Friday, 28 August 2009

A propósito do baile de máscaras

SR. DIRECTOR!

Muito agradecido por ter aceite a publicação desta carta no jornal que V. Excia dirige. Quando o meu telemóvel tocou, reparei que era a Zinha, uma minha antiga aluna da disciplina de língua inglesa. Após os cumprimentos de praxe, ela fez-me recordar de uma conversa que tivemos há muito tempo, numa das minhas lições. O título da lição era “cottage”, que em português significa casa de campo. A Zinha, quando ainda menina, dizia que o seu maior sonho seria ter uma. Como nunca se esqueceu dessa conversa, ligava agora para me convidar para inaugurar a sua “cottage”.

Maputo, Sexta-Feira, 28 de Agosto de 2009:: Notícias
Muito orgulhoso por ela ter-se recordado de mim, fiz-me presente no tal almoço de inauguração. E foi aí que aconteceu a história que eu queria contar. A meio da festa, para partilhar o corte do bolo, a Zinha e o namorado convidaram o irmão do DJ, o Dinho que, por coincidência, completava vinte e três anos naquele dia.

- Kota, chega aqui Kota - dizia o Dinho, chamando para perto de si um indivíduo de idade. Kota para aqui, Kota para acolá, abraços prolongados, pela forma carinhosa como se tratavam, eles só podiam ser pai e filho.

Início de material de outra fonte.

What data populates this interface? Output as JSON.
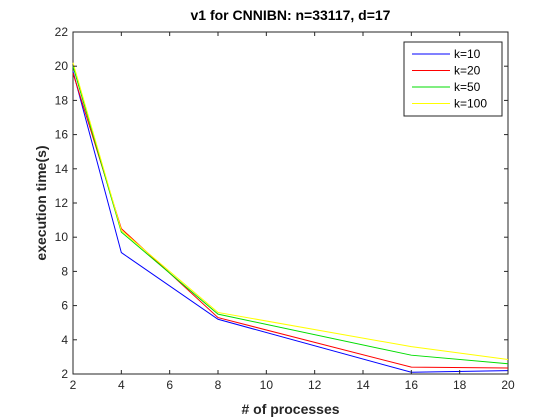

No momento em que a Zinha entregava a fatia de bolo ao namorado, nós, os convidados, como é tradição, gritámos para eles beijarem-se. O Dinho, ao lado, para incentivar o casal e numa atitude que considerámo-la engraçada, beijou o seu kota nas mãos. Com os nossos assobios e palmas cadenciadas, o casal acabou beijando-se. Mas qual não foi o meu espanto quando, num acto simultâneo, o Dinho e o tal “Kota” fizeram o mesmo, beijando-se fervorosamente na boca, como somente um casal apaixonado sabe fazer.

Um autêntico escândalo! O Dinho e o Kota, provavelmente animados pelo efeito do álcool, deixaram cair a máscara. Não eram pai e filho coisa nenhuma, eles eram obviamente um casal do mesmo sexo.

Não me contendo perante uma cena tão degradante, fui ter com a minha antiga aluna para manifestar a minha indignação. Só que ela, num tom de brincadeira, disse-me o seguinte:

- Professor, porque está tão preocupado com isso? Eu também beijei o meu namorado. Então, porque o Dinho não pode beijar o dele?

E muito mais séria a minha ex-aluna acrescentou:

- Sabe Professor, há um grupo de pessoas que vive num autêntico baile de máscaras. Por receio de estigmatização, elas têm duas vidas. Uma de dia para agradar à sociedade e outra à noite para se agradarem a si próprias. E com medo de se descobrirem ou de serem descobertas são essas pessoas as primeiras a condenarem às outras. Mas por mais esforço que façam, um dia a máscara cai.

- Ich! Acho que ela tem razão! - disse eu para com os meus botões. Por isso, antes que a minha máscara caísse, cortei a conversa. Peguei na dama que me acompanhava e de mãos dadas fomos para a pista. Ao som de “I will survive” beijámo-nos. Bailámos até ao anoitecer.